Rather than remove all the ikat wraps at once, I like to slowly unwrap as the weaving progresses.  I feel that leaving some of the wraps in place helps reduce the amount of shift in the threads which gives a crisper design. I know that the shifting and blurring can be attractive but I have found that it is less so when the motifs have blunt horizontal edges as mine do. Shifting in motifs like these can sometimes create spots and/or lines of color that are totally disconnected from the main motif. The practice of not removing all the ties at once gives me a relatively small space in which to weave and operate the loom. I use fine swords and wrap my weft around a stick rather than the regular shaped shuttle that I prefer. I can slide the stick with the weft into a very small shed. I keep weaving until I absolutely can’t continue due to the lack of space and then I remove the next ikat ties to free up some space to continue.

Almost there…

I am hoping that I have planned this well enough so that the black squares in the middle of the center row of three motifs sit right in the middle of the spine of the journal.

Done!…

I am very pleased (and relieved!).

Ikat projects are always a big unknown for me. They can end up being a mess or a success. I’ll call this one a success.

It does seems a bit weird over-dyeing naturally dyed silk with chemical dye, but there really wasn’t a whole lot more I could do with the scraps of silk that were left in my closet except perhaps make some wrist cuffs.  I already made the cuff you can see at left when I was sampling for the first set of book covers.

I am glad that this project still shows off the beauty of the natural dye colors.

There is probably enough of the other kind of silk that I was given to do some further ikat experiments. It is finer and slicker. Maybe I will make an ikat cuff or two. The more experience the better if I am ever to move on to my finer 30/2s and 60/2s silk thread!
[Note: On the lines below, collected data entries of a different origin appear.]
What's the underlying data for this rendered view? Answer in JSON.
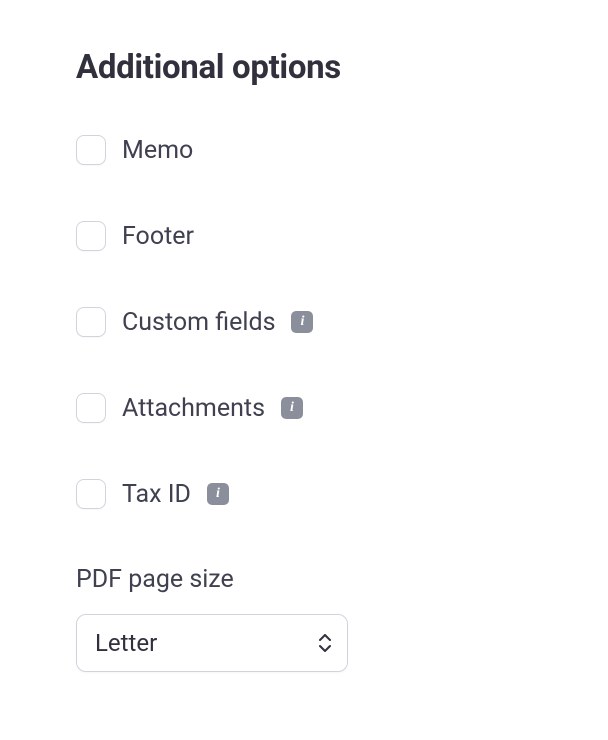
{
  "title": "Additional options",
  "options": [
    {
      "id": "memo",
      "label": "Memo",
      "checked": false,
      "info": false
    },
    {
      "id": "footer",
      "label": "Footer",
      "checked": false,
      "info": false
    },
    {
      "id": "custom-fields",
      "label": "Custom fields",
      "checked": false,
      "info": true
    },
    {
      "id": "attachments",
      "label": "Attachments",
      "checked": false,
      "info": true
    },
    {
      "id": "tax-id",
      "label": "Tax ID",
      "checked": false,
      "info": true
    }
  ],
  "pdfPageSize": {
    "label": "PDF page size",
    "selected": "Letter",
    "options": [
      "Letter"
    ]
  }
}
I could have produced a very similar effect in warp-faced double weave without all the mess and risk. I was thinking about that. Double weave would have given me a thicker fabric for a start, which I didn’t want. Plus the two layers of cloth would not have connected in the areas of solid black. That can sometimes create a sort of ballooning effect between the areas where the layers are in fact connected. In any case, the more ikat I do the more confident I will feel about eventually reaching my goal of creating complex curved shapes…the kinds I wouldn’t be able to achieve in double weave or the other patterning structures that I use.

Now all that remains to be done is to look for some pretty paper to use on the inside of the front and back covers of the journal.

Between bouts of ikat wrapping, I started sewing together strips of the green cloth from my Karen backstrap loom project to make a table square that will be approximately twenty-five inches square. It will be another piece on which I can display my samples at my workshops. I’ll show you my progress on that in the next post.

And, this will be my last chance to remind you to make sure you have downloaded all your purchases from Patternfish. You have until the end of the month to do so.

 

 

 

 

 

 


Responses

  1. Definitely a success, I’d say. Well done.

  2. Such pretty colours!!

  3. many years ago, I took a class in ikat from a Japanese lady. Thanks for showing the multicolored warp. What a great way to use small pieces of yarn.

  4. Beautiful work, Laverne.

  5. Wonderful and inspirational. Thanks for the post.

  6. Your craft is truly impressive!

  7. Although I have seen finished projects and the tying process of ikat, the entire designing aspect is a total mystery to me! Your journal cover is a fabulous! One more reason to always have a stash!

  8. Wow! Laverne, the entire post is really impressive! I love all the colors, and your Ikat is gorgeous. Beautiful, beautiful work.

  9. Amazing work and great explanations. Glad you are taking breaks frequently because that’s important not only to avoid “sloppiness” but also to be kind to your body so you can continue to weave into a very old age! Be well.